O choro da gente nos dias do dilúvio

É o silêncio que nos acompanha quando desde Campo do Gerês descemos até à Barragem. O lago, que nasceu por imposição da gigantesca parede de betão, é enorme, num elevado e grotesco contraste de azul com as altas montanhas de granito, mas a água, percebemo-lo, não pertence ali ao vale de Vilarinho das Furnas.
É segunda-feira, dia 12 de Agosto de 2013, faz hoje precisamente 106 anos que nasceu o grande Miguel Torga.
Assinalo a curiosidade quando já no regresso a Campo de Gerês entro no museu que guarda a memória da aldeia submersa em 1972, uma feliz “Arca de Noé” instalada pela Câmara de Terras do Bouro, porque é pelo privilégio das palavras do escritor que ficamos a conhecer a vida numa terra com uma organização e uma perspectiva única de comunidade e de partilha, gente simples, pastores na maioria, Homens detentores da suprema inteligência de quem é simultaneamente simples e generoso, gente que se dispersou pelos concelhos vizinhos quando em nome do desenvolvimento, a água chegou e lhes roubou o espaço das suas vidas, condenando-o à companhia do tempo passado, na exclusividade da memória.
E as geniais palavras de Torga, eterno escritor da terra e das gentes, fazem justiça a essa memória e têm o som do grito e do choro abafado de um povo.
Há alguns anos, em viagem pela zona de Mourão, resolvi ir conhecer a “nova” Aldeia da Luz que estava a ser construída para daí a pouco tempo receber os seus habitantes, pessoas que o lago criado pela Barragem do Alqueva iria obrigar a abandonar a parcela da planície que desde sempre tinha sido a das suas vidas.
Dali à “velha” Aldeia era um salto, e naturalmente senti o apelo do confronto com o espaço novo que acabava de ver. A água tinha já cortado a estrada que ligava a aldeia à igreja, os mortos já tinham ido à frente dos vivos abençoar a “nova terra” e a mudança dali estaria iminente.

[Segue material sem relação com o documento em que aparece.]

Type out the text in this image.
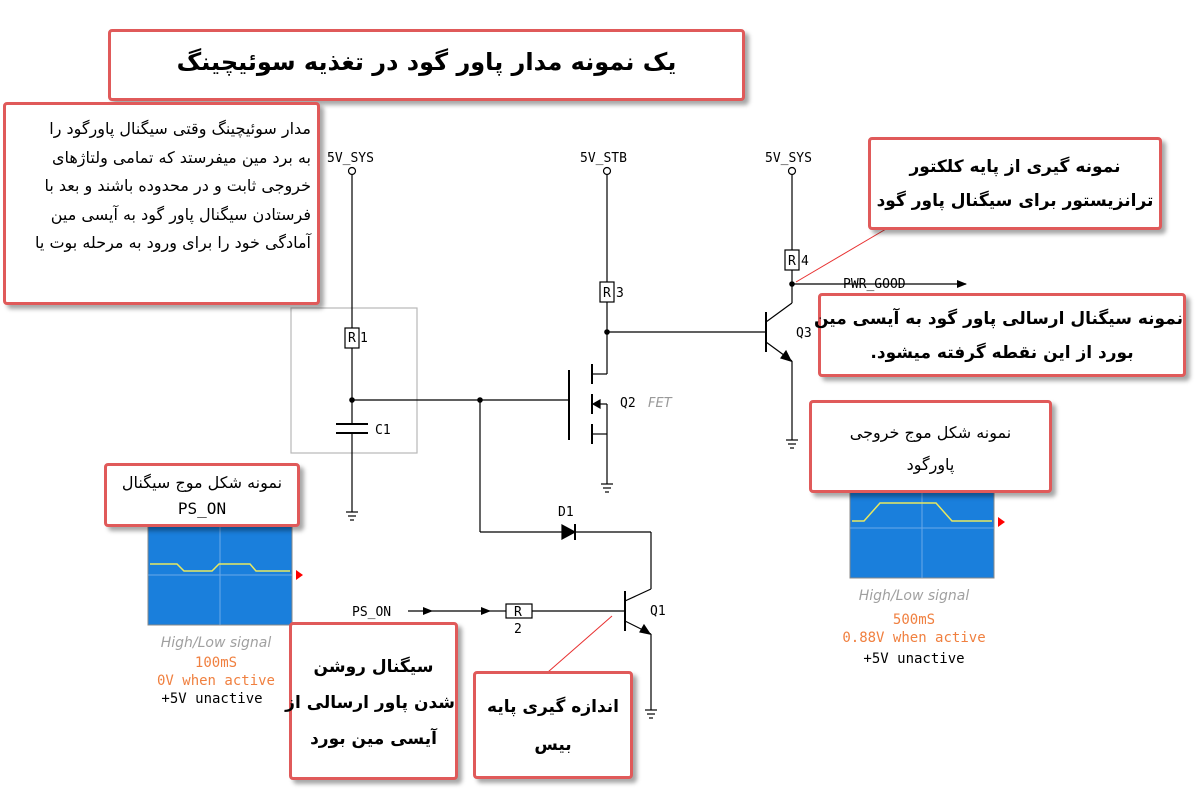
5V_SYS	5V_STB	5V_SYS
R 1
C1
R 3
R 4
PWR_GOOD
Q3
Q2 FET
D1
PS_ON	R
2
Q1
High/Low signal
100mS
0V when active
+5V unactive
High/Low signal
500mS
0.88V when active
+5V unactive
یک نمونه مدار پاور گود در تغذیه سوئیچینگ
مدار سوئیچینگ وقتی سیگنال پاورگود را
به برد مین میفرستد که تمامی ولتاژهای
خروجی ثابت و در محدوده باشند و بعد با
فرستادن سیگنال پاور گود به آیسی مین
آمادگی خود را برای ورود به مرحله بوت یا
نمونه گیری از پایه کلکتور
ترانزیستور برای سیگنال پاور گود
نمونه سیگنال ارسالی پاور گود به آیسی مین
بورد از این نقطه گرفته میشود.
نمونه شکل موج خروجی
پاورگود
نمونه شکل موج سیگنال
PS_ON
سیگنال روشن
شدن پاور ارسالی از
آیسی مین بورد
اندازه گیری پایه
بیس
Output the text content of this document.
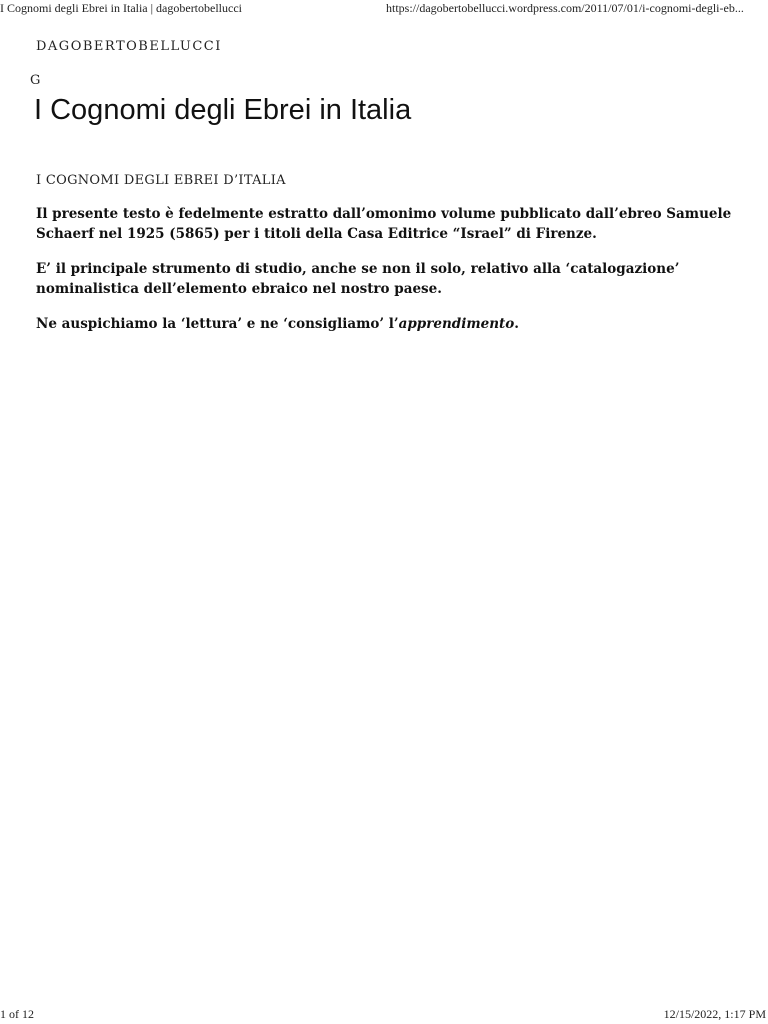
I Cognomi degli Ebrei in Italia | dagobertobellucci	https://dagobertobellucci.wordpress.com/2011/07/01/i-cognomi-degli-eb...
DAGOBERTOBELLUCCI
G
I Cognomi degli Ebrei in Italia

I COGNOMI DEGLI EBREI D’ITALIA

Il presente testo è fedelmente estratto dall’omonimo volume pubblicato dall’ebreo Samuele Schaerf nel 1925 (5865) per i titoli della Casa Editrice “Israel” di Firenze.

E’ il principale strumento di studio, anche se non il solo, relativo alla ‘catalogazione’ nominalistica dell’elemento ebraico nel nostro paese.

Ne auspichiamo la ‘lettura’ e ne ‘consigliamo’ l’apprendimento.

1 of 12	12/15/2022, 1:17 PM
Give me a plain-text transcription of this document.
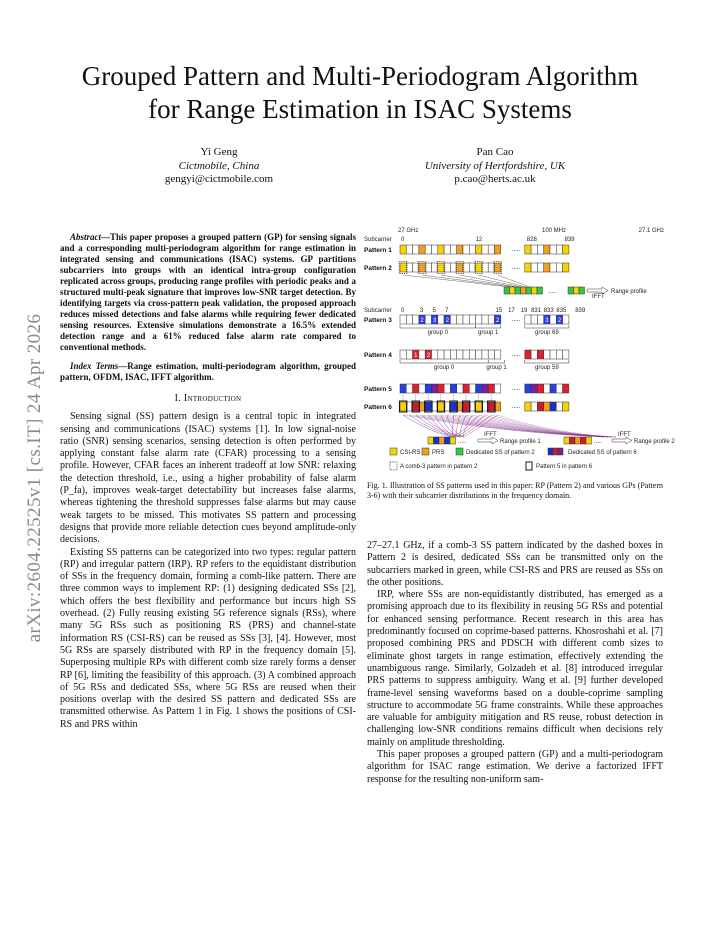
arXiv:2604.22525v1 [cs.IT] 24 Apr 2026
Grouped Pattern and Multi-Periodogram Algorithm
for Range Estimation in ISAC Systems
Yi Geng
Cictmobile, China
gengyi@cictmobile.com
Pan Cao
University of Hertfordshire, UK
p.cao@herts.ac.uk

Abstract—This paper proposes a grouped pattern (GP) for sensing signals and a corresponding multi-periodogram algorithm for range estimation in integrated sensing and communications (ISAC) systems. GP partitions subcarriers into groups with an identical intra-group configuration replicated across groups, producing range profiles with periodic peaks and a structured multi-peak signature that improves low-SNR target detection. By identifying targets via cross-pattern peak validation, the proposed approach reduces missed detections and false alarms while requiring fewer dedicated sensing resources. Extensive simulations demonstrate a 16.5% extended detection range and a 61% reduced false alarm rate compared to conventional methods.

Index Terms—Range estimation, multi-periodogram algorithm, grouped pattern, OFDM, ISAC, IFFT algorithm.

I. Introduction

Sensing signal (SS) pattern design is a central topic in integrated sensing and communications (ISAC) systems [1]. In low signal-noise ratio (SNR) sensing scenarios, sensing detection is often performed by applying constant false alarm rate (CFAR) processing to a sensing profile. However, CFAR faces an inherent tradeoff at low SNR: relaxing the detection threshold, i.e., using a higher probability of false alarm (P_fa), improves weak-target detectability but increases false alarms, whereas tightening the threshold suppresses false alarms but may cause weak targets to be missed. This motivates SS pattern and processing designs that provide more reliable detection cues beyond amplitude-only decisions.

Existing SS patterns can be categorized into two types: regular pattern (RP) and irregular pattern (IRP). RP refers to the equidistant distribution of SSs in the frequency domain, forming a comb-like pattern. There are three common ways to implement RP: (1) designing dedicated SSs [2], which offers the best flexibility and performance but incurs high SS overhead. (2) Fully reusing existing 5G reference signals (RSs), where many 5G RSs such as positioning RS (PRS) and channel-state information RS (CSI-RS) can be reused as SSs [3], [4]. However, most 5G RSs are sparsely distributed with RP in the frequency domain [5]. Superposing multiple RPs with different comb size rarely forms a denser RP [6], limiting the feasibility of this approach. (3) A combined approach of 5G RSs and dedicated SSs, where 5G RSs are reused when their positions overlap with the desired SS pattern and dedicated SSs are transmitted otherwise. As Pattern 1 in Fig. 1 shows the positions of CSI-RS and PRS within

27 GHz	100 MHz	27.1 GHz
Subcarrier 0	12	828	839
Pattern 1	.....
Pattern 2	.....
.....
IFFT
Range profile
Subcarrier 0	3 5 7	15 17 19 831 833 835 839
Pattern 3	.....
2 3 2	2 3	2 3 2
group 0	group 1	group 69
Pattern 4	.....
1 2	1 2
group 0	group 1	group 59
Pattern 5	.....
Pattern 6	.....
.....
IFFT
Range profile 1	.....
IFFT
Range profile 2
CSI-RS PRS	Dedicated SS of pattern 2	Dedicated SS of pattern 6
A comb-3 pattern in pattern 2	Pattern 5 in pattern 6
Fig. 1. Illustration of SS patterns used in this paper: RP (Pattern 2) and various GPs (Pattern 3-6) with their subcarrier distributions in the frequency domain.

27–27.1 GHz, if a comb-3 SS pattern indicated by the dashed boxes in Pattern 2 is desired, dedicated SSs can be transmitted only on the subcarriers marked in green, while CSI-RS and PRS are reused as SSs on the other positions.

IRP, where SSs are non-equidistantly distributed, has emerged as a promising approach due to its flexibility in reusing 5G RSs and potential for enhanced sensing performance. Recent research in this area has predominantly focused on coprime-based patterns. Khosroshahi et al. [7] proposed combining PRS and PDSCH with different comb sizes to eliminate ghost targets in range estimation, effectively extending the unambiguous range. Similarly, Golzadeh et al. [8] introduced irregular PRS patterns to suppress ambiguity. Wang et al. [9] further developed frame-level sensing waveforms based on a double-coprime sampling structure to accommodate 5G frame constraints. While these approaches are valuable for ambiguity mitigation and RS reuse, robust detection in challenging low-SNR conditions remains difficult when decisions rely mainly on amplitude thresholding.

This paper proposes a grouped pattern (GP) and a multi-periodogram algorithm for ISAC range estimation. We derive a factorized IFFT response for the resulting non-uniform sam-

Não esquecerei jamais a dimensão de tristeza no olhar das pessoas com quem me cruzei.
Fiz inversão de marcha e rapidamente fugi dali no impulso do desconforto de estar a invadir a privacidade de alguém no instante de uma dolorosa agonia. Porque, vê morrer muito de si, aquele a quem roubam a terra e a sua história.
Os “meus” olhares da Aldeia da Luz e as sábias palavras de Torga sobre Vilarinho das Furnas são afinal expressões da mesma tristeza. E o escritor foi como sempre, um mestre de palavras.
O mundo tem de avançar e o desenvolvimento é uma imposição e uma obrigação da inteligência do Homem que legitimamente procura a melhoria da sua qualidade de vida. Mas o desenvolvimento só faz sentido se for concretizado na garantia do respeito pelos valores do próprio Homem e de toda a natureza, da qual ele é apenas e só, mais um elemento.
Passos em frente por conveniência de ordem financeira, mas dados por sobre a negação do próprio Homem, da sua vida e da sua história, não são avanços, são mortes na queda de um abismo, cortes abruptos e inaceitáveis na história da humanidade.
Serão sempre etapas negras de uma patrocinada morte da Terra, o silêncio sobreposto às vozes e ao canto da natureza.